Key Takeaways
- They are accused of misleading investors into believing their funds would be invested in crypto and other assets when they were not
- Charges leveled by the SEC include fraud, failure to register securities, failure to register as brokers, and failure to protect whistleblowers.
The U.S. Securities and Exchange Commission (SEC) has taken legal action against 17 individuals allegedly involved in a $300 million Ponzi scheme. This scheme targeted primarily Latino investors across the U.S. and two other countries.
Operating out of Houston, Texas, the scheme promised substantial returns through “risk-free” and “guaranteed” crypto and foreign exchange investments. Over 40,000 investors in 10 states and two foreign nations were affected by the deceptive practices, according to the SEC.

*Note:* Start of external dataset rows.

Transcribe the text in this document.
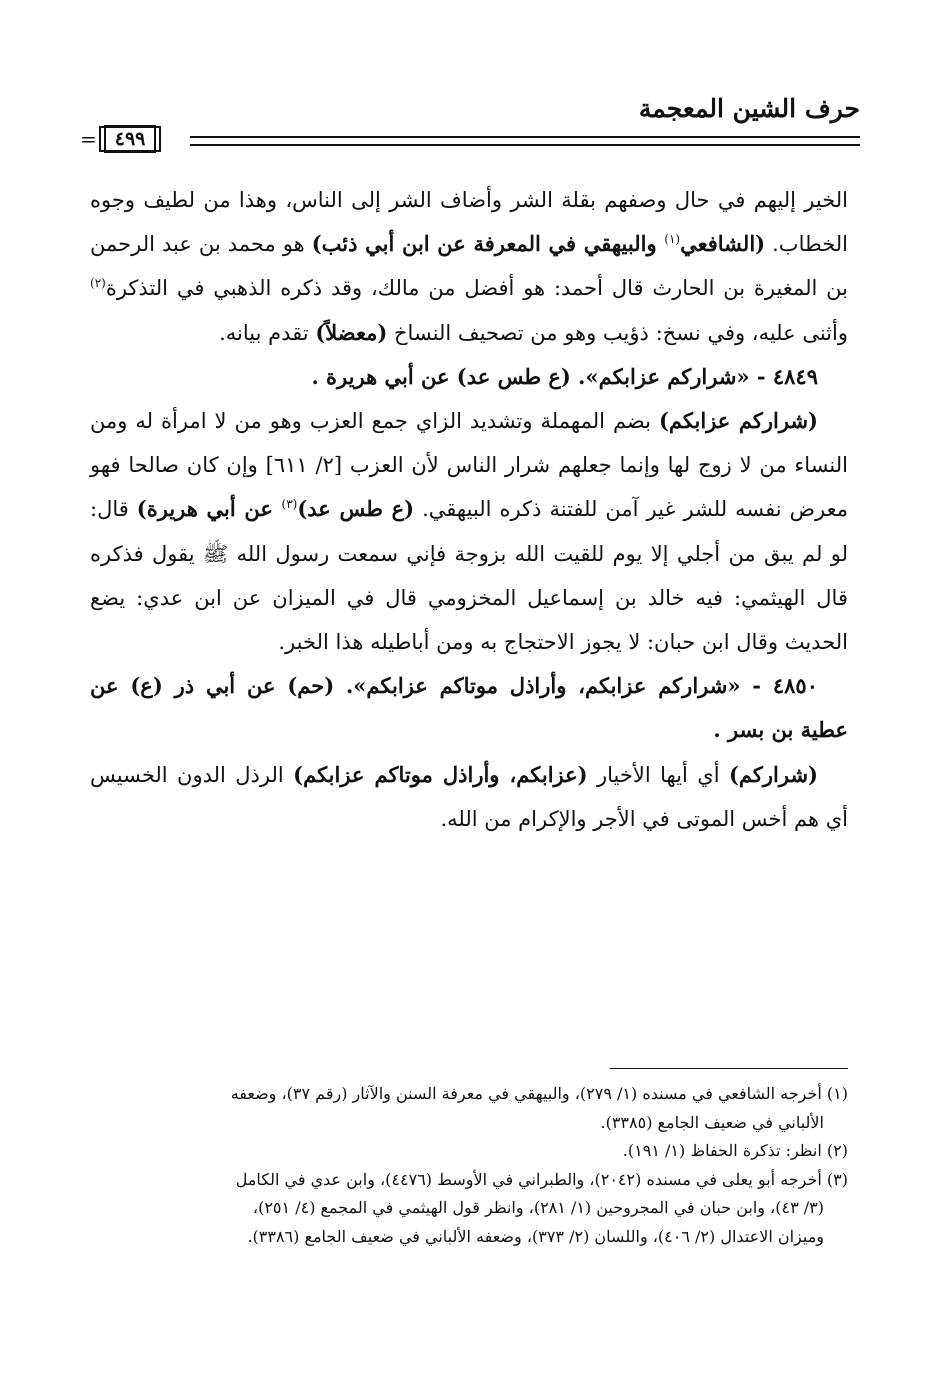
حرف الشين المعجمة
= ٤٩٩

الخير إليهم في حال وصفهم بقلة الشر وأضاف الشر إلى الناس، وهذا من لطيف وجوه الخطاب. (الشافعي$^{(١)}$ والبيهقي في المعرفة عن ابن أبي ذئب) هو محمد بن عبد الرحمن بن المغيرة بن الحارث قال أحمد: هو أفضل من مالك، وقد ذكره الذهبي في التذكرة$^{(٢)}$ وأثنى عليه، وفي نسخ: ذؤيب وهو من تصحيف النساخ (معضلاً) تقدم بيانه.

٤٨٤٩ - «شراركم عزابكم». (ع طس عد) عن أبي هريرة .

(شراركم عزابكم) بضم المهملة وتشديد الزاي جمع العزب وهو من لا امرأة له ومن النساء من لا زوج لها وإنما جعلهم شرار الناس لأن العزب [٢/ ٦١١] وإن كان صالحا فهو معرض نفسه للشر غير آمن للفتنة ذكره البيهقي. (ع طس عد)$^{(٣)}$ عن أبي هريرة) قال: لو لم يبق من أجلي إلا يوم للقيت الله بزوجة فإني سمعت رسول الله ﷺ يقول فذكره قال الهيثمي: فيه خالد بن إسماعيل المخزومي قال في الميزان عن ابن عدي: يضع الحديث وقال ابن حبان: لا يجوز الاحتجاج به ومن أباطيله هذا الخبر.

٤٨٥٠ - «شراركم عزابكم، وأراذل موتاكم عزابكم». (حم) عن أبي ذر (ع) عن عطية بن بسر .

(شراركم) أي أيها الأخيار (عزابكم، وأراذل موتاكم عزابكم) الرذل الدون الخسيس أي هم أخس الموتى في الأجر والإكرام من الله.

(١) أخرجه الشافعي في مسنده (١/ ٢٧٩)، والبيهقي في معرفة السنن والآثار (رقم ٣٧)، وضعفه

الألباني في ضعيف الجامع (٣٣٨٥).

(٢) انظر: تذكرة الحفاظ (١/ ١٩١).

(٣) أخرجه أبو يعلى في مسنده (٢٠٤٢)، والطبراني في الأوسط (٤٤٧٦)، وابن عدي في الكامل

(٣/ ٤٣)، وابن حبان في المجروحين (١/ ٢٨١)، وانظر قول الهيثمي في المجمع (٤/ ٢٥١)،

وميزان الاعتدال (٢/ ٤٠٦)، واللسان (٢/ ٣٧٣)، وضعفه الألباني في ضعيف الجامع (٣٣٨٦).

This SEC action follows its previous intervention in September 2022. Back then, operations of CryptoFX, the scheme at the center of the allegations, were halted. Key figures, Mauricio Chavez and Giorgio Benvenuto, were implicated in the process.
The SEC has filed charges against the 17 individuals. They are accused of misleading investors into believing their funds would be invested in crypto and other assets when they were not. Gurbir Grewal, the director of the SEC’s Division of Enforcement, stated that the scheme promised “life-altering wealth” to victims. However, it left a trail of thousands of victims across multiple states and countries.
The charges leveled by the SEC include fraud, failure to register securities, failure to register as brokers, and failure to protect whistleblowers. Two of the defendants, Luis Serrano and Julio Taffinder, have agreed to settlements without admitting or denying guilt. They have agreed to pay over $68,000 in penalties, disgorgement, and interest.
The SEC’s investigation revealed that CryptoFX was allegedly orchestrated by individuals from Texas, California, Louisiana, Illinois, and Florida. The scheme enticed investors with promises of returns ranging from 15% to 100%. However, the funds were misappropriated for personal use. Notably, Mauricio Chavez and Giorgio Benvenuto were previously charged in an emergency action by the SEC last October.
Thursday’s filing expands the number of defendants. It alleges that at least two of them, Gabriel and Dulce Ochoa, continued soliciting investors even after the SEC’s initial action in 2022. CryptoFX, registered as a crypto trading platform in Houston in February 2020, had its operations halted by the SEC in September 2022.